Transportation Secretary Ray LaHood said in a statement that he has directed the Federal Motor Carrier Safety Administration ( FMCSA) to "use its existing authority to prohibit commercial truck and bus drivers from texting while driving, using any handheld cellphone or other device that takes a driver's attention off the road."

The ban is applied to all inter-state drivers of trucks, commercial buses and vans with more than eight passengers on board, said the statement, adding that the violation could lead to civil or criminal penalties of up to 2,750 U.S. dollars.

"We want the drivers of big rigs and buses and those who share the roads with them to be safe," said the secretary. "This is an important safety steps, and we will be taking more to eliminate the threat of distracted driving."

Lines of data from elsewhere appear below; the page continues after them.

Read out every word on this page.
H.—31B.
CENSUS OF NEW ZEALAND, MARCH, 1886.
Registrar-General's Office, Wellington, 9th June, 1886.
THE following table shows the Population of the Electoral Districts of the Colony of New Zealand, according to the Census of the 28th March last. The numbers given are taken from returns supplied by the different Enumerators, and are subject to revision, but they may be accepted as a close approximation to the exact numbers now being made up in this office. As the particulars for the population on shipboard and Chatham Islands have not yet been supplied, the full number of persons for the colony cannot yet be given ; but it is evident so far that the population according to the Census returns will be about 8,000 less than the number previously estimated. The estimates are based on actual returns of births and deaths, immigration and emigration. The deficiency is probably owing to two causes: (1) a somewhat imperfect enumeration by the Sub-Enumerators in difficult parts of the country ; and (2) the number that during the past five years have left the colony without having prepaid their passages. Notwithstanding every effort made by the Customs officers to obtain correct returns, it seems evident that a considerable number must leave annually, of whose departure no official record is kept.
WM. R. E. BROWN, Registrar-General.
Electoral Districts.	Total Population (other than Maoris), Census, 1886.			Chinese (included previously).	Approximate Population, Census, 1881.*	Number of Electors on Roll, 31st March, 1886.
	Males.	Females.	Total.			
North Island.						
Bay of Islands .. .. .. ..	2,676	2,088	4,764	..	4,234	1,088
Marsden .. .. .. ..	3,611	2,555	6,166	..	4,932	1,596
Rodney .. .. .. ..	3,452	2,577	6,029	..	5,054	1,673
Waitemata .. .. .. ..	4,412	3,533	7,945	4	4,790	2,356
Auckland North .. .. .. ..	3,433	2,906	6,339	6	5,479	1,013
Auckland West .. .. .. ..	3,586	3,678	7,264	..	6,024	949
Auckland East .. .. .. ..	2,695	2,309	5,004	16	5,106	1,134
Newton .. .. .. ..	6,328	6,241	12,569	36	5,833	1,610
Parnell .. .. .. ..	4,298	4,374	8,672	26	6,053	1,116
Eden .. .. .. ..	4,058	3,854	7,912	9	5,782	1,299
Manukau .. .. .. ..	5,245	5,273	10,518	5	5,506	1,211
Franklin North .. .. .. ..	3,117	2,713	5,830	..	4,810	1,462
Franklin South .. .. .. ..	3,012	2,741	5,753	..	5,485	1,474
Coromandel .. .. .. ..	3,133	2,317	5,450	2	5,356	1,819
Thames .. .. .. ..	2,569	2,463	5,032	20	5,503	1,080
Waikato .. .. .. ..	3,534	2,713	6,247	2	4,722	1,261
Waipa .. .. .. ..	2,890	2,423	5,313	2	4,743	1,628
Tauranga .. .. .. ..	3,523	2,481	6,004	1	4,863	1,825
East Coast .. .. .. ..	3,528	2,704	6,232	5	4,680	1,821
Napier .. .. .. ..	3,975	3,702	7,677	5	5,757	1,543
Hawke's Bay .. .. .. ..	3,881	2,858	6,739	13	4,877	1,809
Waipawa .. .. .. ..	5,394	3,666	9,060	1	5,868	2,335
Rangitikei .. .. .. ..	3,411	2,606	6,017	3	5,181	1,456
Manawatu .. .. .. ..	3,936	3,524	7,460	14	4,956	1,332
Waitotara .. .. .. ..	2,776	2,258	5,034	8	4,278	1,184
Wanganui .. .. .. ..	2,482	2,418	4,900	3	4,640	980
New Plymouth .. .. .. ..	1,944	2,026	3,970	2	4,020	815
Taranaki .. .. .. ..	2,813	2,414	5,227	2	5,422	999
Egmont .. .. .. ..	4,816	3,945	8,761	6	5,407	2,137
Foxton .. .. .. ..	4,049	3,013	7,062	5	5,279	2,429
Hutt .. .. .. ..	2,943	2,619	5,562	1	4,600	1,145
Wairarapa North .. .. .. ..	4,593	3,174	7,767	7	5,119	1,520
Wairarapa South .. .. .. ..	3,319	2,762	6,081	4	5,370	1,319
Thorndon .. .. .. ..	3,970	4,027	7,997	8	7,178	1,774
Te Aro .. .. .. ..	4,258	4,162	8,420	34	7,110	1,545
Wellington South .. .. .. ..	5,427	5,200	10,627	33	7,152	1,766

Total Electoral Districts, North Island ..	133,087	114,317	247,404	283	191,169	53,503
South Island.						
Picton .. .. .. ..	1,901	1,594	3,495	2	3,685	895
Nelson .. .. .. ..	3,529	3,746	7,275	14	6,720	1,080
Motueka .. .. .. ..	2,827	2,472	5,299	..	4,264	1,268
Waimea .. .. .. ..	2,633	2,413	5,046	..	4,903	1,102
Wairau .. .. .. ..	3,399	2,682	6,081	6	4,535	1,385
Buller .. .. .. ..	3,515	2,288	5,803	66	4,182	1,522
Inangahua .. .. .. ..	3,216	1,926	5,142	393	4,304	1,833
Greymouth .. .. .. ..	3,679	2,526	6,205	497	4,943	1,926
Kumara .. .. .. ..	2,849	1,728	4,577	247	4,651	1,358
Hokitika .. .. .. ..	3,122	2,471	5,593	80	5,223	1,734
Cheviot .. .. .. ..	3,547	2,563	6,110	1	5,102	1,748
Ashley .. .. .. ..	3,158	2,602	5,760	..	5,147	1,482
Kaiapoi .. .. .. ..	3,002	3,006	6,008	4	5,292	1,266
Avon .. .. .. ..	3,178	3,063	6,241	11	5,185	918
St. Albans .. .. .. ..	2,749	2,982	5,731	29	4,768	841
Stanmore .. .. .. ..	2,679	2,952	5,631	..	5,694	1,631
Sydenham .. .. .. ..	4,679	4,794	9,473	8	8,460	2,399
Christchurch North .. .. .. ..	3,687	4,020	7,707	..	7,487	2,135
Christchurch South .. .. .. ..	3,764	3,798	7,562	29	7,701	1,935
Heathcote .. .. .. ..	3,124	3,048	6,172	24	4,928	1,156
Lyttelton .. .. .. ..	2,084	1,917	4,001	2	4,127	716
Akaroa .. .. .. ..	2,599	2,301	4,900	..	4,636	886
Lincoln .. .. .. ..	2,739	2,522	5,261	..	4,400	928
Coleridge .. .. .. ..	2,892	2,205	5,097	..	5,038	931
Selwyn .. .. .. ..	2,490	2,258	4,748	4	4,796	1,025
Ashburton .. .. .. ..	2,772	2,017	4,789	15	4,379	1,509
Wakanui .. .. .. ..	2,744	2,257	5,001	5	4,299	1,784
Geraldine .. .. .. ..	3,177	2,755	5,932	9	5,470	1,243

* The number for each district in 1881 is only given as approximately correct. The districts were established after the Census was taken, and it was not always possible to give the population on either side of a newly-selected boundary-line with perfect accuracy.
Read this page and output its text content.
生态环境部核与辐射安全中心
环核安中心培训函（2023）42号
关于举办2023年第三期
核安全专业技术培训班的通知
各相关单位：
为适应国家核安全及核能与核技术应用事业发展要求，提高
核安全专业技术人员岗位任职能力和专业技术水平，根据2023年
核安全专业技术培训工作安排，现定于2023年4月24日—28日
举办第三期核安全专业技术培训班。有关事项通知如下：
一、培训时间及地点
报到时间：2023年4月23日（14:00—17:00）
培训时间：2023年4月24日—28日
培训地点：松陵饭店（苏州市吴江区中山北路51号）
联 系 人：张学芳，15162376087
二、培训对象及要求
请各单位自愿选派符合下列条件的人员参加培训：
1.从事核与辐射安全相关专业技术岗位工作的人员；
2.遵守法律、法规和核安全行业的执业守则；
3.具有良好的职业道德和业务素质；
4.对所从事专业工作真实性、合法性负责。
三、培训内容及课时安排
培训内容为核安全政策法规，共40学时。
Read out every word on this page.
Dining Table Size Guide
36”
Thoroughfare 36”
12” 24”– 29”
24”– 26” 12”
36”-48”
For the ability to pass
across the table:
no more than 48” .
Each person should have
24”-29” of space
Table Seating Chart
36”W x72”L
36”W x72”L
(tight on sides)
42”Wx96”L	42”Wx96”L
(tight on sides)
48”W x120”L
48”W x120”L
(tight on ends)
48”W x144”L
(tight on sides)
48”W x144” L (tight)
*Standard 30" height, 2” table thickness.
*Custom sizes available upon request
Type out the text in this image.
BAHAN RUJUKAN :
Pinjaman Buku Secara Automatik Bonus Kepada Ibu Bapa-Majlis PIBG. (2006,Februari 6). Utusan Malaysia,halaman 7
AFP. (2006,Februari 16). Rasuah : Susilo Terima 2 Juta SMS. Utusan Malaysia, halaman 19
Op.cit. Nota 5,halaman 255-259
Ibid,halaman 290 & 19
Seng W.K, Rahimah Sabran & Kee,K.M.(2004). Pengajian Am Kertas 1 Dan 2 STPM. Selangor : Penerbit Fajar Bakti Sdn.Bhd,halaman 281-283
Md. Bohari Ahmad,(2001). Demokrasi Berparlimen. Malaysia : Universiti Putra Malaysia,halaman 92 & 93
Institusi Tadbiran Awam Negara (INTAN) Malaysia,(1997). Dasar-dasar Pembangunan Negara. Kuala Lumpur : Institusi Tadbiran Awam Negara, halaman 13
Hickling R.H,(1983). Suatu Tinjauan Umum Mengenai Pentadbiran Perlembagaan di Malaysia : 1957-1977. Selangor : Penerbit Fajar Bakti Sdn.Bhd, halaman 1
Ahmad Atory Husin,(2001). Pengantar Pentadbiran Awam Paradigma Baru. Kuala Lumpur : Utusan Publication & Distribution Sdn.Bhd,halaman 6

According to an FMCSA research, a driver takes his eyes off the road for an average of 4.6 seconds out of every six seconds while texting, meaning that he is traveling the length of a football field without looking at the road if he drives at 88 kilometers per hour.

It also said that drivers who text while driving are more than 20 times more likely to get in an accident than non-distracted drivers.

Official statistics show that nearly 6,000 people died in the U. S. in 2008 and more than half a million injured due to distracted driving, and most of such incidents were caused when drivers were using their mobile phones, iPods or Blackberries.